The outlines of how the new rates are being set are clear, but the calculations are not. Rather than set rates based on a system of flood zone maps as in the past, Risk Rating 2.0 factors in characteristics of each property. That means a range of criteria, including distance from water, elevation, construction type and rebuilding costs. Some criteria rely on databases that inform the calculation, such as levee quality. Those criteria are fed into an algorithm that spits back a price. Peter Perkins, a Massachusetts agent with Peter Briggs Insurance Agency who has closely followed the changes, said he agrees that FEMA’s overall approach in the new system is sound since the aim is to accurately price risk. Massachusetts may end up being the opposite of Louisiana. That coastal state tended to have relatively high premium costs in the old system, and is seeing some substantial decreases so far in the new one, said Perkins. But he notes potential pitfalls, including the inaccessibility of the calculations behind the premium costs. He says there will almost surely be errors, but FEMA is asking that policyholders simply trust them on the numbers. “It actually is impossible to reconstruct the rates,” said Perkins, who points out that some of the data being used is not public. “There’s pieces of the equation that are missing.”
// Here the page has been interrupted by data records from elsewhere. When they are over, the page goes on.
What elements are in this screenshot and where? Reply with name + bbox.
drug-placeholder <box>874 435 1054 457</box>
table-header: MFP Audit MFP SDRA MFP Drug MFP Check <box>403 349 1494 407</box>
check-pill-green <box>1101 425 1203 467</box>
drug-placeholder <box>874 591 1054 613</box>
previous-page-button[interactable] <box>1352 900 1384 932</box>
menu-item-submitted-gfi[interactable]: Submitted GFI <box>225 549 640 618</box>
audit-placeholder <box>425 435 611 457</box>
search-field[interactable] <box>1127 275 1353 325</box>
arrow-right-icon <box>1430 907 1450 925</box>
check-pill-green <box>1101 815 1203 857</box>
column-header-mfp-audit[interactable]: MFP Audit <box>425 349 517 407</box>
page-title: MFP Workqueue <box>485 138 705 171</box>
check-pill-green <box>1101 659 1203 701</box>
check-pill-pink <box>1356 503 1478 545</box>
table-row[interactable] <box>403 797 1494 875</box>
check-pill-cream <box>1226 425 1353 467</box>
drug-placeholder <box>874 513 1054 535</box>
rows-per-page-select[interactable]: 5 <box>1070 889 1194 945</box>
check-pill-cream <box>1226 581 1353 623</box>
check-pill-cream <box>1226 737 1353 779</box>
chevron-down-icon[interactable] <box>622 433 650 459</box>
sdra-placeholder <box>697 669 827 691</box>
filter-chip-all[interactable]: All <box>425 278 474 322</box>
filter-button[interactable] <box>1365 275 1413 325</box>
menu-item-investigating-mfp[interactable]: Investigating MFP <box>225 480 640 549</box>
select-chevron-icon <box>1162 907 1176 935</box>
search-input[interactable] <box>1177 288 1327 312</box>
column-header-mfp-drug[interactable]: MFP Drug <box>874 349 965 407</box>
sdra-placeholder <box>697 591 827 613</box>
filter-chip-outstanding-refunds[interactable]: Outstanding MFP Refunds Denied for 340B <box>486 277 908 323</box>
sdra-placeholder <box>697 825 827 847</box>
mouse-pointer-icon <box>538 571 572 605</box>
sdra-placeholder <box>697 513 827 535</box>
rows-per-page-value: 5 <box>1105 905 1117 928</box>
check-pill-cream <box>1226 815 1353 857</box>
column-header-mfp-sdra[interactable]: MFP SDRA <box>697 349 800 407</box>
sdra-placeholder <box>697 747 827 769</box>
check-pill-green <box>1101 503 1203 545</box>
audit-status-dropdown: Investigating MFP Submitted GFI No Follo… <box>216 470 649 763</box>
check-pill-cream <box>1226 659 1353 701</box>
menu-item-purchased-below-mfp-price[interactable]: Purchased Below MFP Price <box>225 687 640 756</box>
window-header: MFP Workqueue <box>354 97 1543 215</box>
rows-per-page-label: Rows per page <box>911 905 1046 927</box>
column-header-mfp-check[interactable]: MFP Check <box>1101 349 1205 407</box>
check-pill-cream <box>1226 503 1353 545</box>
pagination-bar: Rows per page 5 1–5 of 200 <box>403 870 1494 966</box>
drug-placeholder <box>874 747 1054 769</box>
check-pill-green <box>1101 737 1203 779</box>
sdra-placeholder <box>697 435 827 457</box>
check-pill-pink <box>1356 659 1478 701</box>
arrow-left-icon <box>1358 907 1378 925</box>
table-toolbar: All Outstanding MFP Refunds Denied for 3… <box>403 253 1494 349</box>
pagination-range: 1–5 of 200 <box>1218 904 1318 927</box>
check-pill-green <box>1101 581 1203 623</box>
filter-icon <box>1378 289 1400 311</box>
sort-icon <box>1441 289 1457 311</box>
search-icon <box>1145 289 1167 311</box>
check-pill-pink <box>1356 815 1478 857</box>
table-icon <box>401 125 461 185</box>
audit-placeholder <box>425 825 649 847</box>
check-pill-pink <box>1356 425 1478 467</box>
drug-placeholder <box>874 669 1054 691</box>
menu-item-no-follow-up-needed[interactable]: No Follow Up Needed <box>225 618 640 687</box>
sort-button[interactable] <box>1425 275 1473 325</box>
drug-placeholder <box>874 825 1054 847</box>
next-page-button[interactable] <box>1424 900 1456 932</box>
New policies don’t bet the 18% break so if you sell a house then next owner gets a real hit. Will that make it harder to sell or just mean the price is dropped.

New policies began to be priced under Risk Rating 2.0 beginning in October, and those are not subject to the 18% limit. There have been numerous examples of skyrocketing rates in south Louisiana. Larry Kornman, head of local homebuilder Sunrise Homes, said his company was seeing policies jump from $650 per year to around $3,500 for houses in the $250,000 to $500,000 range. He worries that the new system will not accurately account for taxpayer-funded drainage and flood protection improvements. “It will disqualify some people from being able to buy a home just because they’re not going to have that cash,” said Kornman. He, like others, questions whether many living in zones where flood insurance is not required will simply drop coverage. An internal FEMA study has estimated that nearly 20% of policyholders could do so over a decade, but FEMA says it used “pessimistic assumptions” and actually expects enrollment to increase. Graves said the federal government should be investing more in coastal protection and flood control rather than increasing rates in a part of the country that cannot afford it. When mentioning the possibility of a “trail of tears,” he said he didn’t want to appear “overly dramatic,” but the risk of homeowners being forced to move was real. “Is this a scenario where you’re going to have government come in and forcibly remove you from your home and say ‘you’re out of here,’ like Trail of Tears? No, but are the impacts or the implications going to be similar? Yes, because of the compounding impact,” Graves said. “Effectively, it leaves you with a false choice of staying or leaving. And the reality is that you’re not going to be able to afford to live in these communities.”

When mine go up I will say when was the last time I flooded.. If I stay dry why the increase? I will not be alone in this thinking.